DERVİŞ MUHAMMED
rahmetullahi aleyh
Evliyânın büyüklerinden. İnsanları Hakka dâvet eden, doğru yolu göstererek saâdete kavuşturan ve kendilerine "Silsile-i aliyye" denilen büyük âlim ve velîlerin yirmincisidir. Doğum târihi bilinmemekte olup, 1562 (h. 970) senesinde vefât etti.
Rûh ilimlerinde mütehassıs idi. Büyük âlim ve kâmil bir velî olan dayısı Kâdı Muhammed Zâhid'in derslerinde yetişti. Dayısına talebe olmadan önce, onbeş sene nefsinin isteklerinden kurtulmak için mücâdele etmiş ve insanlardan uzak yaşamıştı.
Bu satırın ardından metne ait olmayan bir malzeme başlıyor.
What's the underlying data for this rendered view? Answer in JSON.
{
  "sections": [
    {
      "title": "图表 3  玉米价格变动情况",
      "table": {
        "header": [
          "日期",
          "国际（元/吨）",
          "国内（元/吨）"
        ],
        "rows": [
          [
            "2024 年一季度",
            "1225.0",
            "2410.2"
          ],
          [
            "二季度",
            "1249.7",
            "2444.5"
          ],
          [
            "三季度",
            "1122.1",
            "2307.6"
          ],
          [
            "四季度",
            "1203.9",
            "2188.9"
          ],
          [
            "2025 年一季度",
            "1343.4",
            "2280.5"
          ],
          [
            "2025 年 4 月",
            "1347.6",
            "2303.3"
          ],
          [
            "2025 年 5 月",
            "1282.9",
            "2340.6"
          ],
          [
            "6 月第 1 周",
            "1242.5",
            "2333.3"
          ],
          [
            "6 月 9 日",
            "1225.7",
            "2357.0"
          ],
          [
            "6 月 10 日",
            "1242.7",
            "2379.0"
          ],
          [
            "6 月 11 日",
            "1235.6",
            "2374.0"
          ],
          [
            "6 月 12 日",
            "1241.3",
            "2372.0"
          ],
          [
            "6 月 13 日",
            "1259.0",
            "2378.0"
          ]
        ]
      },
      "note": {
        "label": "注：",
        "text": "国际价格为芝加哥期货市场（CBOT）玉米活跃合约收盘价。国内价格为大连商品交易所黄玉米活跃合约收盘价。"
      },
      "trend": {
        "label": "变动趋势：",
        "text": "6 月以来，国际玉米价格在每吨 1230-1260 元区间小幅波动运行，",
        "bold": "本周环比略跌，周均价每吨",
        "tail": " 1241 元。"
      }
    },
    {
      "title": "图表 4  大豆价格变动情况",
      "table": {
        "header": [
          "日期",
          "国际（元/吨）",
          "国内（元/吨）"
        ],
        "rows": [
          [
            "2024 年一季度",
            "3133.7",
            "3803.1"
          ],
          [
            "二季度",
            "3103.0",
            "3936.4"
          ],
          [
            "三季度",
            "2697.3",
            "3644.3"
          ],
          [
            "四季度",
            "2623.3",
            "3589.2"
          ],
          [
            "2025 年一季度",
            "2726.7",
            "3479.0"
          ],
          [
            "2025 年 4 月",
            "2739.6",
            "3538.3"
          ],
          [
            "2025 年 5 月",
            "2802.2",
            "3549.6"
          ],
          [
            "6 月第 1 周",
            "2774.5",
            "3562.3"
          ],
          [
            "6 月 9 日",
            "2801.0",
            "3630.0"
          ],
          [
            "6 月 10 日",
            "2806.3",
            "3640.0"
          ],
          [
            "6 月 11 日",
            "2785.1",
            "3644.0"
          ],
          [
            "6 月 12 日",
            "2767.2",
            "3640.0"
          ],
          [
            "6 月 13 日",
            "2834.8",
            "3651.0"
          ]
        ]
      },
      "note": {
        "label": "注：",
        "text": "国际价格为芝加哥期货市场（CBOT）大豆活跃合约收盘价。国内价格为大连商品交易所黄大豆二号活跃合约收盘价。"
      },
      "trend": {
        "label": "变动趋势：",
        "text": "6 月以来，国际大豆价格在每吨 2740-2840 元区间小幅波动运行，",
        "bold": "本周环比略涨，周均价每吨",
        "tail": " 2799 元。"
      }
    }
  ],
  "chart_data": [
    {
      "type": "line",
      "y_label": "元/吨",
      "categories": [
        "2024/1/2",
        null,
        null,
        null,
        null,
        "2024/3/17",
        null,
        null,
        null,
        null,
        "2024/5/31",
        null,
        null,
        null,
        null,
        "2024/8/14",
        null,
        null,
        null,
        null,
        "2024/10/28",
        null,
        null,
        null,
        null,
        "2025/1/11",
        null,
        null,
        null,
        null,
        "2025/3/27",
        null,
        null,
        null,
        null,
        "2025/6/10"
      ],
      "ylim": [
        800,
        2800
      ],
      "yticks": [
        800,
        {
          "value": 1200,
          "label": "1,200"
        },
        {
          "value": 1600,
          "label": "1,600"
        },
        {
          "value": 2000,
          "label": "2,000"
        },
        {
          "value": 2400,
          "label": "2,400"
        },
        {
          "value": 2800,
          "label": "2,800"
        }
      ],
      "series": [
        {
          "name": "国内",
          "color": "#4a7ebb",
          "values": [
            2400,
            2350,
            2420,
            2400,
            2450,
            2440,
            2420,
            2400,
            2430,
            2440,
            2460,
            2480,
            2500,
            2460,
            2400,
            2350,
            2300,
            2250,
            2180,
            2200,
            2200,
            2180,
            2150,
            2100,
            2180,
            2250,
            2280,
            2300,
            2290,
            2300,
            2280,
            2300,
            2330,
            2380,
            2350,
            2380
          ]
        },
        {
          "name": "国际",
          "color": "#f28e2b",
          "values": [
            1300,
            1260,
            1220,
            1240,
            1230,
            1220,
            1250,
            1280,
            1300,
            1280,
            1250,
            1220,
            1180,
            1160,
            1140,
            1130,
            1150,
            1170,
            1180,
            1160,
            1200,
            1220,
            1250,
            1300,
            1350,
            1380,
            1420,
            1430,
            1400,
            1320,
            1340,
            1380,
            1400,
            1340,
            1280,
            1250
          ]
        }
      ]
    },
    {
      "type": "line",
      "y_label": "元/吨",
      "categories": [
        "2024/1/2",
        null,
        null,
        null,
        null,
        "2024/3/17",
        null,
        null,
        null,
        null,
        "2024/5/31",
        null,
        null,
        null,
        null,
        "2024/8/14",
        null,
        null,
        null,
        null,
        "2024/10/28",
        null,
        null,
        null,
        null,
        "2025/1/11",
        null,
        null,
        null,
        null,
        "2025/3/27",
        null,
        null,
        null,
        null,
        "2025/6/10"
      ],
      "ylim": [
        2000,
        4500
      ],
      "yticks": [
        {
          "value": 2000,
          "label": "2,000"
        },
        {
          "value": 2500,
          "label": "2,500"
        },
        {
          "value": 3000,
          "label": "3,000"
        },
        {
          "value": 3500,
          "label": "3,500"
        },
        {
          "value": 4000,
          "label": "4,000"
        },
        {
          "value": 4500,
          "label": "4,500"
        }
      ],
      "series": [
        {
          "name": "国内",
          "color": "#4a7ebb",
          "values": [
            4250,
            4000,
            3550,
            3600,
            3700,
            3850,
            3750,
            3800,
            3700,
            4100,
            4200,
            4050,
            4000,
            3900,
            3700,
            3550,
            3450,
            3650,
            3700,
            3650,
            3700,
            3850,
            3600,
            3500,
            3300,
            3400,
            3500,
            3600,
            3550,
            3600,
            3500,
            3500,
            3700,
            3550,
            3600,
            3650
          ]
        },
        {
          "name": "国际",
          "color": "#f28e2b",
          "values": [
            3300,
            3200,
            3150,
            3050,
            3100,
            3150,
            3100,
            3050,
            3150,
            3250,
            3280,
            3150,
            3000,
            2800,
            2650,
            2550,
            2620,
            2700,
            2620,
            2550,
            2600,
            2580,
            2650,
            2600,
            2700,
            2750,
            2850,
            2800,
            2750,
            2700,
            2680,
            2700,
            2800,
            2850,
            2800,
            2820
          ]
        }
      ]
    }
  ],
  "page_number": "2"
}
Evliya-yı kiramın, çok büyüklerindendi.
İnsanları hak yola davet edenlerdendi.
Dayısı olurdu ki, Kadı Muhammed Zahid,
Onun sohbetlerinden, oldu pek çok müstefid.
Dayısına talebe olmadan daha önce,
Nefsiyle mücadele etmişti senelerce.
O zaman, insanlardan bigane yaşıyordu.
Ve nefsinden kurtulmak için çalışıyordu.
Onbeş yıl ettiyse de riyazet, mücahede,
Ve lakin muradına eremedi yine de.
Anladı en nihayet, bunda acizliğini.
Çaresizlik içinde, kaldırdı ellerini.
Dedi ki: (Ya ilahi, bu nefsimin elinden,
Kurtulmam için, bana, yardım et kereminden.)
Ne zaman ki, bu halis duası buldu hitam,
Baktı, yanı başında Hızır aleyhisselam.
Dedi: (Ermek istersen, eğer bu isteğine,
Git, Muhammed Zahid’in sen de gir hizmetine.
Zira tektir çaresi, nefisten kurtulmanın.
O da, sohbetleridir ondan kurtulanların.
Dayın Muhammed Zahid onlardandır ey derviş!
Haydi git, durma daha, sohbettedir asıl iş.)
O, hazret-i Hızır’ın bu nasihatlerini,
Dinleyince, anladı işin hakikatini.
Dedi ki: (Ya ilahi, şükürler olsun sana.
Bu işin çaresini, öğrettin şimdi bana.)
Veliyy-i kâmil idi, Kadı Muhammed Zahid.
Giderek, hizmetine giriverdi tez vakit.
Çok istifade edip, onun sohbetlerinden,
Kurtuldu az zamanda, nefsi isteklerinden.
Dayısı, çok teveccüh ederek kendisine,
Çıkardı vilayetin yüksek derecesine.
Resulullahtan gelen ilim, feyz ve marifet,
Kalbden kalbe akarak, ona geldi nihayet.
O dahi, hocasından aldığı nuru, yine,
Devretti kendi oğlu Hacegi’nin kalbine
Dine hizmet uğrunda, pek çok idi gayreti.
Sapıklarla uğraşıp, yok etti her bid'ati.
Talebesine dahi, himmeti çoktu gayet.
Bu yolda gösterirdi, insan üstü bir gayret.
Derdi ki: (Ey insanlar, bu dünya bir imtihan.
Gaflete dalmayın ki, ecel gelir arkadan.
Dünyada her ne amel yaparsanız siz eğer,
Herbirine, mahşerde, hesap var birer birer.
Her söz ve hareketin, hatta her düşüncenin,
Soracak hesabını, bize Rabbil âlemin.
Her bir günah, Allah’ın nehyettiği bir iştir.
Eğer ki affetmezse, karşılığı ateştir.
Bu dünyada, gülerek günahlara girenler,
Mahşerde, ağlayarak Cehenneme girerler.